The list went on, but I say all of this to say I still had no excuse. I had no excuse for being so distant from everyone that I cared about. I had no excuse for failing to be there for the people that had been there for me. I had no excuse for taking my stress and frustration out on the people that were just trying to help. Just recently, my friend asked me why I hadn't been replying to her texts or answering her calls when all she wanted to know was if I had been doing well. My brother told me that he felt like I forgot about him, that hurt. A few close friends of mine from church said the same.
Then I remembered,
I remembered all of the times I clicked the "I can't talk right now" option when someone called, I remembered how often I would cut conversations short or say I'll be right back knowing full well that I wouldn't. I remembered laying on my bed with my face down after a long day and lashing out on my roommates when they just wanted to make sure I was alright.
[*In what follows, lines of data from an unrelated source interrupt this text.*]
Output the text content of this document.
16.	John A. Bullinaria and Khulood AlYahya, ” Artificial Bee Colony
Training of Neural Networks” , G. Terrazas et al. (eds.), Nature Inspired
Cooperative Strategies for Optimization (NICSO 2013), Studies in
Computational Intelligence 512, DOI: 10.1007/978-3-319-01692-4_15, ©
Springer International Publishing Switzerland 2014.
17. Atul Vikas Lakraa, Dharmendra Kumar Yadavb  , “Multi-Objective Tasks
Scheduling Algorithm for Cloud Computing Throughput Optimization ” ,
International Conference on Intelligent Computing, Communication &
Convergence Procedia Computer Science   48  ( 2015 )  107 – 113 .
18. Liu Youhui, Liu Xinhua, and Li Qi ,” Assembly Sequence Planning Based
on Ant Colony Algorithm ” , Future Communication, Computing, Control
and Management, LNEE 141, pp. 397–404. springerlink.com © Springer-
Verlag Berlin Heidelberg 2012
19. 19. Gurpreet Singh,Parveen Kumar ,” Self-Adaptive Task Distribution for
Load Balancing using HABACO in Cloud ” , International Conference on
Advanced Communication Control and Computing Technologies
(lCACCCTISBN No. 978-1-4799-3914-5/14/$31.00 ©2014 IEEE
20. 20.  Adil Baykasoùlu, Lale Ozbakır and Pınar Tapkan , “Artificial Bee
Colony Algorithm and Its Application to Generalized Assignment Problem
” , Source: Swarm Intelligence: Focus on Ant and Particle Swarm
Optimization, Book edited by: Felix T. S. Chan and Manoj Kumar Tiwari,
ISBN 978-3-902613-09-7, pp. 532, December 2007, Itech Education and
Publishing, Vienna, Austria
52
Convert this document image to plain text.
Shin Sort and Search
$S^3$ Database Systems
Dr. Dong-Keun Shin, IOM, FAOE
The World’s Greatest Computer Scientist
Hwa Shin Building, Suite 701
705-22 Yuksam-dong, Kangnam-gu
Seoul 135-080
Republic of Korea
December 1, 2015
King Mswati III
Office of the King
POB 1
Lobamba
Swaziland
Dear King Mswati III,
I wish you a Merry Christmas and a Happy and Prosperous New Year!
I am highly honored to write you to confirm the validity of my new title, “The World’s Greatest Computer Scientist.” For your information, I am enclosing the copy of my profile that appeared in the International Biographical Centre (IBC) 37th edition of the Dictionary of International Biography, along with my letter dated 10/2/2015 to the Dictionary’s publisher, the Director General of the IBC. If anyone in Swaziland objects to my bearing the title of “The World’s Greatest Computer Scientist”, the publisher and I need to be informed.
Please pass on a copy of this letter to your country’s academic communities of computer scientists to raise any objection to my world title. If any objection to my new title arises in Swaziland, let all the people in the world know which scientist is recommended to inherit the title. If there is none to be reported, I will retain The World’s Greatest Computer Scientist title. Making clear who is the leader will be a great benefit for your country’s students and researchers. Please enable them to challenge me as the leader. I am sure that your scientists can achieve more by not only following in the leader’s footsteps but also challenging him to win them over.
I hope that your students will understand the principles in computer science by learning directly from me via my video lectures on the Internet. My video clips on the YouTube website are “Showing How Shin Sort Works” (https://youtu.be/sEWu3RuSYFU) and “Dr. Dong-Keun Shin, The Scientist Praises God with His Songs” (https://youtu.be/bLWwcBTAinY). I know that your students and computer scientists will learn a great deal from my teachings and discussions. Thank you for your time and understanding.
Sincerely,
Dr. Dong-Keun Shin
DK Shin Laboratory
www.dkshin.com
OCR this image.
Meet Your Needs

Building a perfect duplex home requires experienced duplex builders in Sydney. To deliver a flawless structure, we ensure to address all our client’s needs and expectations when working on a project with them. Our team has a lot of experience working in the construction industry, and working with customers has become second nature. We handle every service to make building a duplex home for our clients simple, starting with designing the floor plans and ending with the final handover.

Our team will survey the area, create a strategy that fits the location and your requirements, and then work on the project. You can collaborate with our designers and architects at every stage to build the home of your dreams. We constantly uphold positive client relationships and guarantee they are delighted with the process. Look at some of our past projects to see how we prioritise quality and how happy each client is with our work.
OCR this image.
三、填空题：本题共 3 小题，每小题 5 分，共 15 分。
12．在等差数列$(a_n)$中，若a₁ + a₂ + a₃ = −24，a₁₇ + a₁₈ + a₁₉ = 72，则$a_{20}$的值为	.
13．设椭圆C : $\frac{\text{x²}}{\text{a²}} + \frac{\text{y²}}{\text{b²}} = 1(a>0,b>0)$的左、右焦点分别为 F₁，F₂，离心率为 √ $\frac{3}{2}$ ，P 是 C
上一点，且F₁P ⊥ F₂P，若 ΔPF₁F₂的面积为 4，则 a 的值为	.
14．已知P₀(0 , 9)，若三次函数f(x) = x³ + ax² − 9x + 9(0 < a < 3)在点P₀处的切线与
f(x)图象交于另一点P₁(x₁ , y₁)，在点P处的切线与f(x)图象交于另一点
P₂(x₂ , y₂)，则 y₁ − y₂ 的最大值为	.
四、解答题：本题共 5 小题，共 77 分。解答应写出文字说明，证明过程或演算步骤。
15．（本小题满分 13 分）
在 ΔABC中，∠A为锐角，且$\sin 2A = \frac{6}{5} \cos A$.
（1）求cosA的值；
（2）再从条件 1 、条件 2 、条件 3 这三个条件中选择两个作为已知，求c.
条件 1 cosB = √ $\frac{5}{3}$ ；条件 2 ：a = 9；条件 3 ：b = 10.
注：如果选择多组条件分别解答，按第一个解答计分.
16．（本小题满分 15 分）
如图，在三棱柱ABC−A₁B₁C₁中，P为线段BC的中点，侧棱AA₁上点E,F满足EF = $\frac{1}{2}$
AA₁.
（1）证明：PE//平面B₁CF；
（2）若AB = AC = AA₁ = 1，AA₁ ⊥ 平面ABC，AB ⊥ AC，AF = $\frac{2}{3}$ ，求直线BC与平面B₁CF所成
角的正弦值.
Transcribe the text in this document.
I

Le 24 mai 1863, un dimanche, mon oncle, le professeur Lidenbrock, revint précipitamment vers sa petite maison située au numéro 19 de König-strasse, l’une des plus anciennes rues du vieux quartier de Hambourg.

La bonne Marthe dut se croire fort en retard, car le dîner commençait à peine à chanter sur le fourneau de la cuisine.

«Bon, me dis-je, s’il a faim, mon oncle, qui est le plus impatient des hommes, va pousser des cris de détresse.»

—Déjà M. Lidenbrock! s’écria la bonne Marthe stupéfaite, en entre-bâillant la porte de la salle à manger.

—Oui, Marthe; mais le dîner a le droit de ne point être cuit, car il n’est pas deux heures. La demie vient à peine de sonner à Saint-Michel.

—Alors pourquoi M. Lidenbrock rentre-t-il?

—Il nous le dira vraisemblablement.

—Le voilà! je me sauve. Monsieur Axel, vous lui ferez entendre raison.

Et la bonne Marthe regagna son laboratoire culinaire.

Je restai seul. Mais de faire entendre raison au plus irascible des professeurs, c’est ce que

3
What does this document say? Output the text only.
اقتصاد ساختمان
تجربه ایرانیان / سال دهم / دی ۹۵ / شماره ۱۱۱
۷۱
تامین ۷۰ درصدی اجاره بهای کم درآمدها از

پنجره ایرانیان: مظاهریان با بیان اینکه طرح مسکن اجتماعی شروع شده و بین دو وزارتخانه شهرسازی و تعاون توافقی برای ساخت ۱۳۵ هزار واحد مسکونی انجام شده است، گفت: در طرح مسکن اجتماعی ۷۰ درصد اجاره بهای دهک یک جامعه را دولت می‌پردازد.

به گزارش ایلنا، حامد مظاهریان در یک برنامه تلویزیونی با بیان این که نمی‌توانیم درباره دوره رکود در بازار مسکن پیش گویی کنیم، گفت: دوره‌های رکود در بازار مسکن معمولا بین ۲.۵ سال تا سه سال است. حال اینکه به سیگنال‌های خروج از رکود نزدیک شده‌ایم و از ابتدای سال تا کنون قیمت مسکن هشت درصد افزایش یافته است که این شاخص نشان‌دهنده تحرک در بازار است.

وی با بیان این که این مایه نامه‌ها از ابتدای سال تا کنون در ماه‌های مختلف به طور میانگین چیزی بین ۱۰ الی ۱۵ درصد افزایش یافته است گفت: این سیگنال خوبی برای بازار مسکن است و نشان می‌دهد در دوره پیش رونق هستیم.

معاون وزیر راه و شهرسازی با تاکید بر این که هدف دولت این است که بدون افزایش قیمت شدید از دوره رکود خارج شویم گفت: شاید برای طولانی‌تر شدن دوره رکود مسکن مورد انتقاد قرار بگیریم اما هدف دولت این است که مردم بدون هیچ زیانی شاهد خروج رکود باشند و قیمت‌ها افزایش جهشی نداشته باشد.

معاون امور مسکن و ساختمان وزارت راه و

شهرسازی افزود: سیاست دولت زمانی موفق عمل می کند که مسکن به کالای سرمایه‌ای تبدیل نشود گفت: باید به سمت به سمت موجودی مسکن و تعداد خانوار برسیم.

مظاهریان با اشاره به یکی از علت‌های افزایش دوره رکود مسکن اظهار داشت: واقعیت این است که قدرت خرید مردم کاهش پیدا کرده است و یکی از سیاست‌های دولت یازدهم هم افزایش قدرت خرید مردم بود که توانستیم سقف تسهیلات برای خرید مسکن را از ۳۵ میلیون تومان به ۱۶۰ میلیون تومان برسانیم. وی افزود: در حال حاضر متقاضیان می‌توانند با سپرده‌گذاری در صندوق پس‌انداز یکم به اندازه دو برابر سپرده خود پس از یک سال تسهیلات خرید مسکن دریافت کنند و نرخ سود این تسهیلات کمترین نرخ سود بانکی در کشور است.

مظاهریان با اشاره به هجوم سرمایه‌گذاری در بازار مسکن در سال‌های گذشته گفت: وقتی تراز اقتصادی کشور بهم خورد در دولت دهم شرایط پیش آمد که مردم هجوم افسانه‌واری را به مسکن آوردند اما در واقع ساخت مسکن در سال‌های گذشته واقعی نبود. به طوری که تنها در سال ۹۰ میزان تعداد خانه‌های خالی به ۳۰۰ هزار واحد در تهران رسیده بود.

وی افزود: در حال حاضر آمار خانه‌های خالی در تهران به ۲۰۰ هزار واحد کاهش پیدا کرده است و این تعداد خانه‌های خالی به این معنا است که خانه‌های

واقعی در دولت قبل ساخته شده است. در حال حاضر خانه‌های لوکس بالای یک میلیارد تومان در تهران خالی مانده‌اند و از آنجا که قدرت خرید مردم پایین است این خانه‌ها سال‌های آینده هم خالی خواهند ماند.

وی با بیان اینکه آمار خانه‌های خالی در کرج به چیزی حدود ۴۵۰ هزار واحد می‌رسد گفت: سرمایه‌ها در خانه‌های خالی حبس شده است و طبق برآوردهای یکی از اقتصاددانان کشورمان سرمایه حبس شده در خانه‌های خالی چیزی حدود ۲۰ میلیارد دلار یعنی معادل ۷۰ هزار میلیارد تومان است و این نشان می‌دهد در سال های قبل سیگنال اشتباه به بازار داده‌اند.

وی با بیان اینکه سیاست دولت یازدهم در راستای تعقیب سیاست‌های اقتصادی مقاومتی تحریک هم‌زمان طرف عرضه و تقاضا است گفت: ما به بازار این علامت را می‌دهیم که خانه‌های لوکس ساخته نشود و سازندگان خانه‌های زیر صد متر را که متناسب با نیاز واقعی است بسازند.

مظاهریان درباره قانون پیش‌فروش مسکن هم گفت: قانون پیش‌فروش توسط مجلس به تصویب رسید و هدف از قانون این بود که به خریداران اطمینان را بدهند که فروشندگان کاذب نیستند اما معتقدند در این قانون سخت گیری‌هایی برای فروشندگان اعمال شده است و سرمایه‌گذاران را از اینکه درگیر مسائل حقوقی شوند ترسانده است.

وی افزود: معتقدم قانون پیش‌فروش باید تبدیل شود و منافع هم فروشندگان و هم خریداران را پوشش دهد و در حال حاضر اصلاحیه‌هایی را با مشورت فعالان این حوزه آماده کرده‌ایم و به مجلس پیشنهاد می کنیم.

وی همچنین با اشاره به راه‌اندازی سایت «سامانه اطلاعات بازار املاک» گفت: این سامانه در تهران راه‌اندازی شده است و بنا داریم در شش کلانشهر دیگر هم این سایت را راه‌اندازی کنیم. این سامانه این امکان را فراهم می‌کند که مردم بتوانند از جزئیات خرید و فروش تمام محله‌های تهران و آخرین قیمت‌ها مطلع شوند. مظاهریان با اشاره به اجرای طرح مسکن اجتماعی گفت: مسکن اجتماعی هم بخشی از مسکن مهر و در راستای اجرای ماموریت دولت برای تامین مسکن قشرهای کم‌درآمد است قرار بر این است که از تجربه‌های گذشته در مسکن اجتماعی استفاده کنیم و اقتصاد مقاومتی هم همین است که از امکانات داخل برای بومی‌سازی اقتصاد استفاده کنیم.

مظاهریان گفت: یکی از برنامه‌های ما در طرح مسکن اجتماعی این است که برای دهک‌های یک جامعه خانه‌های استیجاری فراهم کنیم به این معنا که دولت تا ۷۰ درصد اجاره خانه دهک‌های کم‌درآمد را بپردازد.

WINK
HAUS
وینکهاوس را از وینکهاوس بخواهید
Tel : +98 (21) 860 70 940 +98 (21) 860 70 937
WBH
The truth is, I shouldn't have let the circumstances I was under affect how I treated the people around me, especially when the people around me are probably the only reason why I was able to manage those circumstances in the first place. I needed to show up for people, and I failed. In fact, I failed so tremendously that I wouldn't even allow people to show up for me. Instead of taking advantage of all of the opportunities I had to build relationships with people, to be there for people when they needed me, I decided to sulk in personal misery. I chose to be frustrated, even after there wasn't anything to be frustrated about. I wanted to be angry, when I could've had joy. I learned something important, its fine to be busy, its not fine to let it come at the expense of how you treat other people. It should not affect the way you love people, because our accomplishments and achievements are meaningless if we don't love well.
I can't make excuses, I need to show up, we all need to show up.